Nataly Kelly has worked in the language services industry as a certified court interpreter and freelance translator. She is the author of Telephone Interpreting.

Perigee Trade

Translation is everywhere — that's is the crux of a new book by Nataly Kelly and Jost Zetzsche: Found in Translation: How Language Shapes Our Lives and Transforms our World.

From NASA to the U.N. to Chinese tattoo parlors, the book looks high and low for stories of the undeniable importance of language. One of those stories centers on a man named Peter Less, 91, an inspiration of sorts to interpreters and translators everywhere.

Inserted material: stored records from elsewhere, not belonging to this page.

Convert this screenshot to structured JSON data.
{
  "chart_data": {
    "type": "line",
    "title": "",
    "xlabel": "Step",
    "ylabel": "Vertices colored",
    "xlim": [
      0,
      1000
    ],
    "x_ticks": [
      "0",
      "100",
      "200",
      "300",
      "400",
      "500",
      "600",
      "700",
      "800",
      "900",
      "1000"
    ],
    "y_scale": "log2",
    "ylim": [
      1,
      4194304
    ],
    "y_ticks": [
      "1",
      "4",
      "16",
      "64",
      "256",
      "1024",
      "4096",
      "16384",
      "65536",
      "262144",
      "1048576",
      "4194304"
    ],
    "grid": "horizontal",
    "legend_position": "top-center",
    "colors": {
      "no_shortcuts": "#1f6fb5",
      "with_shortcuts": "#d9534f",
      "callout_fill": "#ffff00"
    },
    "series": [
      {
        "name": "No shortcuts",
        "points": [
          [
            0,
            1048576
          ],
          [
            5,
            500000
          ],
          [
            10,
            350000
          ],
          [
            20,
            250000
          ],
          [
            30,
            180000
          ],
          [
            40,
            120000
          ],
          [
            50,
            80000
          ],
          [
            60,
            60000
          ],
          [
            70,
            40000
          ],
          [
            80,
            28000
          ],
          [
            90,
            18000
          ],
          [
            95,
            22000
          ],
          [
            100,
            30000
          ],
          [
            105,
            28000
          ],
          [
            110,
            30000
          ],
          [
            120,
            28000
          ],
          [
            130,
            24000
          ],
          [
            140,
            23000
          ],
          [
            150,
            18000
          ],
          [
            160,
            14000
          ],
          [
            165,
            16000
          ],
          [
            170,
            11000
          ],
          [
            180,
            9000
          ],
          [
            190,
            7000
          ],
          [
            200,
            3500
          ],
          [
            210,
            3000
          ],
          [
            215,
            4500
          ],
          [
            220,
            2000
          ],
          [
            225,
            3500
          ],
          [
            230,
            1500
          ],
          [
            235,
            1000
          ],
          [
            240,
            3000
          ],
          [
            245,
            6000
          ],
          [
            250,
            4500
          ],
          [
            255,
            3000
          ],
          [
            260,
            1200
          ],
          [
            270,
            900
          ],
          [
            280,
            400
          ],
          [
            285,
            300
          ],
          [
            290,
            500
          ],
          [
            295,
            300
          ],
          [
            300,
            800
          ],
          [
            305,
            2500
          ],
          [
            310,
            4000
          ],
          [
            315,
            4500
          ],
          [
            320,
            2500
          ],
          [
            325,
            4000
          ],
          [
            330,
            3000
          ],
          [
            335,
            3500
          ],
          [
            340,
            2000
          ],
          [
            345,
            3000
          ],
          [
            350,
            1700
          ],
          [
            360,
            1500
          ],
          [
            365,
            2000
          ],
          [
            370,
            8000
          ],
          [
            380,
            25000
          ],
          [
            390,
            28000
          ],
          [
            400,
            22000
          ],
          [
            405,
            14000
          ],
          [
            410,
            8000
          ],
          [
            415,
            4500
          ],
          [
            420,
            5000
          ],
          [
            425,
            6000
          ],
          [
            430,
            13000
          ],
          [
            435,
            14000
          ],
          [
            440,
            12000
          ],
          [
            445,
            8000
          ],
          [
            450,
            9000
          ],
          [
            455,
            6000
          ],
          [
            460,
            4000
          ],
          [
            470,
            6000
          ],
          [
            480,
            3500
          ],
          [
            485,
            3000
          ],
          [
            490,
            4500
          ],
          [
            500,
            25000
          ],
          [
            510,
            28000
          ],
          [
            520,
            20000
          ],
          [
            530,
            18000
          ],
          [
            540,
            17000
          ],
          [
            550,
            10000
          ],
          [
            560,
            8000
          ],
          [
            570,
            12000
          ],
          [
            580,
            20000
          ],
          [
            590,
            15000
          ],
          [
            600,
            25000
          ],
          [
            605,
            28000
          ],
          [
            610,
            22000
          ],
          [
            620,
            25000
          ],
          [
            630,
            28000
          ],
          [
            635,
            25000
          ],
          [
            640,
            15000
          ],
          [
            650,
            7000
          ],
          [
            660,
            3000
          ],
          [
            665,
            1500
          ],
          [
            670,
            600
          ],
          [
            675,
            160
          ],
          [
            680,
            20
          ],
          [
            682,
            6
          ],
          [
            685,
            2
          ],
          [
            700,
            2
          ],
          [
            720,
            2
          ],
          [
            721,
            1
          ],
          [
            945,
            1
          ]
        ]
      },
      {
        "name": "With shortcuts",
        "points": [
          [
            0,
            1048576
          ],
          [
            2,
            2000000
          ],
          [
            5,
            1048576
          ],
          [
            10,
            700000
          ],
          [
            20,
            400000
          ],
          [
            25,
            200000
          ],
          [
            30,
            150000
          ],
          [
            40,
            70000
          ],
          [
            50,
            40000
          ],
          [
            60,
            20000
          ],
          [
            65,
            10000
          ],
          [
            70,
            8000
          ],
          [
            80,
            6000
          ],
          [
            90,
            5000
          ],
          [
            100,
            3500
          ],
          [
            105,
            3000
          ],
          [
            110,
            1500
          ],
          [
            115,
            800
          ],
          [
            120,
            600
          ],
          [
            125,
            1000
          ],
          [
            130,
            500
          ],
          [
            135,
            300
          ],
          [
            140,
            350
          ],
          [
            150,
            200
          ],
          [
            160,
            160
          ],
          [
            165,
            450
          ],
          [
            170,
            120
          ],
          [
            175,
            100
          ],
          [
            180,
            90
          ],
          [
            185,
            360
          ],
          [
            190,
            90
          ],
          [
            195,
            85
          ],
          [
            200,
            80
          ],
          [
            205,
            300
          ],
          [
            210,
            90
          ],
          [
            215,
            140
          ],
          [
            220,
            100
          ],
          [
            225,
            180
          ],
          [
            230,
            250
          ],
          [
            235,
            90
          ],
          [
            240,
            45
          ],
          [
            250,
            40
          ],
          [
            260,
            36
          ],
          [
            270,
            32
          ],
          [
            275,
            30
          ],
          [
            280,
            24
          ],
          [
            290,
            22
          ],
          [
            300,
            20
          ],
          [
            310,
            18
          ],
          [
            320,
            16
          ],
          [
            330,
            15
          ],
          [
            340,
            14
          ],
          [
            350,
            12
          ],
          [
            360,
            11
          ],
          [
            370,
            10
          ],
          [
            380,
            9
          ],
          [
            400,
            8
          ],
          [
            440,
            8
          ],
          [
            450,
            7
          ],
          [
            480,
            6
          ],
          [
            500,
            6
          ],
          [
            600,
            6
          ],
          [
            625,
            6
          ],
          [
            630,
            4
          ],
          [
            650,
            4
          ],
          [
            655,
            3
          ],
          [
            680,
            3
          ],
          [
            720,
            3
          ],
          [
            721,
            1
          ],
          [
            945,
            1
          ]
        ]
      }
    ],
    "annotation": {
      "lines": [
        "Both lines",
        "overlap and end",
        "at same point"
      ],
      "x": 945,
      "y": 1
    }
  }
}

"He was a survivor of the holocaust and all of his family members — his parents, his siblings, his grandmother — were killed in Auschwitz," Kelly tells Jacki Lyden, guest host of weekends on All Things Considered. "And he went on to become an interpreter for the Nuremberg trials, which is where the Nazi war criminals were tried, and he was the voice of the masterminds of the Holocaust."

Less interpreted for the very people who murdered his family.

"It really made me realize how difficult that must have been, because as an interpreter you're constantly trying to remain neutral and detached and, you know, be impartial and convey that information in a way that is authentic and is loyal to the source," Kelly says.

Not everyone could do that. Many interpreters at Nuremburg had to be dismissed because the testimony at the trials proved too emotionally disturbing. Kelly, a translator for nearly 20 years, asked Less how he was able to avoid that.

"He basically just said you have to detach and you have to just act like a machine," she says. "You have to shut off your emotions, and you have to just do that job faithfully. It's when you rise to the occasion, you know, that is the true sign of greatness."